Dyan (CEO) bought 760,000 shares at 45.6p, investing £347k. He now owns 960,000 shares.

and Stillwell, a non exec director of Fiberweb, bought 60,000 shares at 40.5p, investing £24k. he now owns 87,000 shares.

So £370k invested between them, increasing existing positions substantially, with the potential now that capital markets are recovering for the bidder to come back again.

I’m astounded. CEO Brewer, Chairman Waldron, and CFO Wilson each bought around £200k in shares at 393p on 13th or 14th May.

Then today, the 15th May, Headlam (HEAD, 396p) announce Interim results. I’m not a regulator or a lawyer, but shouldn’t these guys wait until after the results before buying shares?

Enough said.

Floor coverings, mostly UK, sales up like for like, margin up, positive outlook – IN FLOOR COVERINGS !!
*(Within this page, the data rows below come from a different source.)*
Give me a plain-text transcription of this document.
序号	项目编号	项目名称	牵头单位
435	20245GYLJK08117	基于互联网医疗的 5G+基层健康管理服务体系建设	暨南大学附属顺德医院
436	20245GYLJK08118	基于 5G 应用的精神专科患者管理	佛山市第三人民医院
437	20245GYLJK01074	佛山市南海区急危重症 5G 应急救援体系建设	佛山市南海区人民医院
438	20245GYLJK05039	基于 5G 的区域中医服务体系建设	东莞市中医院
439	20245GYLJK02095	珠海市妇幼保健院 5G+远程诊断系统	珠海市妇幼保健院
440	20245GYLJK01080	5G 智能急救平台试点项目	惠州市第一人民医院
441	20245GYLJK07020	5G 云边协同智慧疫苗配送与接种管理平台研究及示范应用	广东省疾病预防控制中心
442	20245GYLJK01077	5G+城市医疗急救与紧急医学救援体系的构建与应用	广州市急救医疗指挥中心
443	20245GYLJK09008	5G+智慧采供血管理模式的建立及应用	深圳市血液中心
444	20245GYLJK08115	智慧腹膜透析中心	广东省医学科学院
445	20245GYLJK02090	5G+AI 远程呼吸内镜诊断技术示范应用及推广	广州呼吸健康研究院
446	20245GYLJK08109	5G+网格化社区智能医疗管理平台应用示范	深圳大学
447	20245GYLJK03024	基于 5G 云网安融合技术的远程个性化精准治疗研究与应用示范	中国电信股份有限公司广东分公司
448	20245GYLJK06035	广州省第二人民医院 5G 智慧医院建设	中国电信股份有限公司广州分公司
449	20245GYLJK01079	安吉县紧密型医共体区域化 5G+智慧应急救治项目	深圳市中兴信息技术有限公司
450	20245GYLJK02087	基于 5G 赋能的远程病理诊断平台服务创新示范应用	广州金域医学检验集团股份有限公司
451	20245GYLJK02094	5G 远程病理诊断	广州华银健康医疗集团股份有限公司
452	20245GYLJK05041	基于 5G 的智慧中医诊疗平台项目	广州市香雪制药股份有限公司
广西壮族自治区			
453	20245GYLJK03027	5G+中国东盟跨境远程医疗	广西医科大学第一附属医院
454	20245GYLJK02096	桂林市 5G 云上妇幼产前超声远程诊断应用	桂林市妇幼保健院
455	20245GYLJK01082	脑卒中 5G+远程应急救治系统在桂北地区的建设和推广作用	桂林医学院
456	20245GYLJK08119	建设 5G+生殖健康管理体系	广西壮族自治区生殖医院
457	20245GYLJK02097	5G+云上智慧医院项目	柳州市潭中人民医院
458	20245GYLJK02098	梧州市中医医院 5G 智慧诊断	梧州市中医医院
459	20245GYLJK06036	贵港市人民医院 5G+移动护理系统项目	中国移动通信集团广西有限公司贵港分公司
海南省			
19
Directors have added to existing positions in Headlam by between 11% and 16%.  Not huge, but worth noting. The £200k cost to each of them though is significant.

Headlam is a tiddler covered by only a couple of brokers, so I think the signal generated by director buying is significant.

On April 3rd I highlighted Mr Walshes last sale of Diageo (DGE, 1047p) shares (see commentary here).

I was particularly impressed with the fortuitous timing that Mr Walsh seemed to have shown with his previous share disposals.

Since April 3rd, Diageo shares are down 1% absolute, or down 6% relative to the FTSE.

I see no reason that May 9ths sale by Paul Walsh of 125,000 shares at 1040p shouldn’t be a continuation of either his good luck or expert timing.